For one conference, I used my debit card and borrowed money from a family member, then paid that person back when I got reimbursed. In another instance, I used my debit card to reserve a hotel room and found out that the hotel put a hefty hold on the card -- leaving me with very little money until I checked out.

A few family members and close friends know my situation. Others do not. I would rather fall into a real hole, not just a financial one, than tell my frugal father.

It is embarrassing to be my age and still getting by paycheck to paycheck. My finances are tight all the time, since I am now living within my means and without a credit card. But on the surface, I look like I am doing well.

Colleagues seem confused when they talk about buying houses and ask why I am still renting. Why? Because I can't get a mortgage. Not for a very long time.

I desperately need to teach overload classes for the extra money. But my supervisor is concerned with overloads taking up too much of my time since I am still on the tenure track and supposed to be focusing on research. So the possibility of extra income from added teaching is out for at least the next year.

Even holidays prove problematic. Last Christmas, my colleagues decided to chip in to buy gifts for the chairman, as well as the secretaries. Unfortunately, I was tapped out and simply could not cough up the needed cash. I finally told one colleague why things were so tight and she spotted me the contribution.
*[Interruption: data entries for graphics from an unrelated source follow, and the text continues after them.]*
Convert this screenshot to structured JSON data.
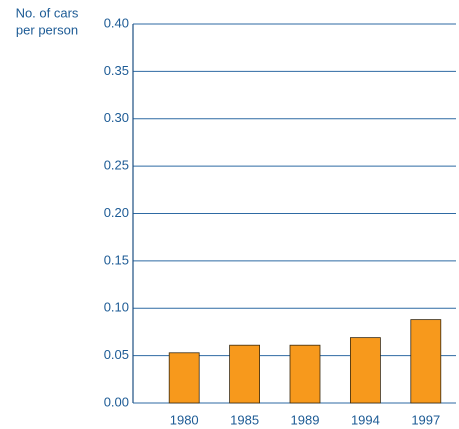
{
  "chart_data": {
    "type": "bar",
    "ylabel": [
      "No. of cars",
      "per person"
    ],
    "categories": [
      "1980",
      "1985",
      "1989",
      "1994",
      "1997"
    ],
    "values": [
      0.053,
      0.061,
      0.061,
      0.069,
      0.088
    ],
    "color": "#f7991c",
    "ylim": [
      0,
      0.4
    ],
    "yticks": [
      {
        "value": 0,
        "label": "0.00"
      },
      {
        "value": 0.05,
        "label": "0.05"
      },
      {
        "value": 0.1,
        "label": "0.10"
      },
      {
        "value": 0.15,
        "label": "0.15"
      },
      {
        "value": 0.2,
        "label": "0.20"
      },
      {
        "value": 0.25,
        "label": "0.25"
      },
      {
        "value": 0.3,
        "label": "0.30"
      },
      {
        "value": 0.35,
        "label": "0.35"
      },
      {
        "value": 0.4,
        "label": "0.40"
      }
    ],
    "grid": true
  }
}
I am involved in a student organization on the campus and sometimes needs will arise in which contest fees must be paid upfront or supplies purchased in advance of reimbursement. Can't do that either.

This essay is meant to be illuminating, not whiny. My financial problems are my own fault and I am trying to correct them. In about two years, I will be done with my bankruptcy case and will begin the long process of rebuilding my credit. Meanwhile, I sometimes talk to my students about the danger of credit-card debt. They don't know I am bankrupt. But they do know that I once succumbed to the lure of plastic and that I hope that they won't do the same.

Liza P. Gray is the pseudonym of an assistant professor of communications at a state university in the East.